# HLCD Installer in Chicago Area



## jimbno1 (Apr 14, 2008)

I was looking for a shop in Chicago area that has expertise in HLCD installation. NW suburbs best but I am willing to travel. 

The one shop I approached which has a pretty good reputation did not seem to have much use for horns.


----------



## vactor (Oct 27, 2005)

in 25 years into the chicago car audio scene, i have never once seen a shop anywhere in the area ever install or have (usually they have never even heard of) HLCD's. best of luck. i'd be happy to help with an install, they should install pretty easy overall ...


----------



## jimbno1 (Apr 14, 2008)

OK it is just not me then. They looked at me like I had asked to install a nuclear reactor under the hood.


----------



## mattyjman (Aug 6, 2009)

i'd be surprised if some shops even knew what you were talking about....

but the horn installs aren't hard themselves... it's the sometimes tedious work of finding locations and then bending brackets in the right shape to hold your horn flat and level. 

i had a bit of help with mine, but after watching, i was like, "that's it"... and that was it. it just takes time and patience.


----------



## Mic10is (Aug 20, 2007)

post a pic of the under dash area


----------



## TREETOP (Feb 11, 2009)

What kind of car?
Which horns?
Wanna buy a Tahoe? LOL.


----------



## mattyjman (Aug 6, 2009)

"wanna by a tahoe?" -- c'mon corey... have you no shame?


----------



## TREETOP (Feb 11, 2009)

LOL all the hard stuff's already done though!


----------



## jimbno1 (Apr 14, 2008)

It is a Nissan Titan. The problem is that the bottom of the dash is several inches lower on the passenger side versus the driver side. I am a little reluctant to cut up the bottom of the dash myself.

I will try and get some pics.


----------



## atsaubrey (Jan 10, 2007)

jimbno1 said:


> It is a Nissan Titan. The problem is that the bottom of the dash is several inches lower on the passenger side versus the driver side. I am a little reluctant to cut up the bottom of the dash myself.
> 
> I will try and get some pics.


No reason to cut the bottom of the dash, typically horn height left to right isnt all that critical.


----------



## fish (Jun 30, 2007)

atsaubrey said:


> No reason to cut the bottom of the dash, typically horn height left to right isnt all that critical.
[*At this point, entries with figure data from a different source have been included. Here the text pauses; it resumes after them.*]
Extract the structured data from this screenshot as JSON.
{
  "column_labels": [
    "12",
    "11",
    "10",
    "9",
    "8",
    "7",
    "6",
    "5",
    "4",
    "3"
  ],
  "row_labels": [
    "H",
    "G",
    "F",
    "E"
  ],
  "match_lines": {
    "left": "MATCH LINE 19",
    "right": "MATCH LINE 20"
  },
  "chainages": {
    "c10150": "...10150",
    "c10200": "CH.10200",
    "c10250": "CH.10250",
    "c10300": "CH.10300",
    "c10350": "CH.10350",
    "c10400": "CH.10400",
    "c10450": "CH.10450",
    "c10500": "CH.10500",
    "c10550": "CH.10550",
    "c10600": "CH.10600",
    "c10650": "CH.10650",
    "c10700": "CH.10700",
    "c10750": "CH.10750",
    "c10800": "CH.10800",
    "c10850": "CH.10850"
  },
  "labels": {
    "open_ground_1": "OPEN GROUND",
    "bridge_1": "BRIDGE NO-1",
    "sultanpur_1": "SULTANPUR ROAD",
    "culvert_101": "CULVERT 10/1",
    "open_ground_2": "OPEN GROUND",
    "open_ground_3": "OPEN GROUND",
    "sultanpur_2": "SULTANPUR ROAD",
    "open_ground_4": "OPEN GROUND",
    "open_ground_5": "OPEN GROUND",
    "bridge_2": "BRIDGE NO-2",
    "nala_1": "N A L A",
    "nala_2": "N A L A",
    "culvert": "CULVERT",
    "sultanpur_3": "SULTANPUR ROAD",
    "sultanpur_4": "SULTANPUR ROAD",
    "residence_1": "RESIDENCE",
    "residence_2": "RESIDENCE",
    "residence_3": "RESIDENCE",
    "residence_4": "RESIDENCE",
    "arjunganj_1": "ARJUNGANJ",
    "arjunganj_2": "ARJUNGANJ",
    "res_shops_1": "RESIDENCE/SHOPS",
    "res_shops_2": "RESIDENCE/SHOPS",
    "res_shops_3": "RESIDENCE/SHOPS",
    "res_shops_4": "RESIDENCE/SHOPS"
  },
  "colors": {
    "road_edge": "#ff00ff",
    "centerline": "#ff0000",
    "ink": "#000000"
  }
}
Really? How much offset can there be before you would run into issues? 

Generally speaking...


----------



## Mic10is (Aug 20, 2007)

fish said:


> Really? How much offset can there be before you would run into issues?
> 
> Generally speaking...


generally speaking, alot will depend on how anal you are about the whole thing.
You can get away with a 2-3" difference most of the time. There is the possibility that that side will stage slightly lower, but depends on dash shape, mid location etc...

some people are very anal and meticulous about everything, so even the idea that visually that they arent 100% symmetrical would be of major concern despite the fact that the actual effects would be negligible.


----------



## TREETOP (Feb 11, 2009)

Mic10is said:


> ...some people are very anal and meticulous about everything, so even the idea that visually that they arent 100% symmetrical would be of major concern despite the fact that the actual effects would be negligible.


:blush:


----------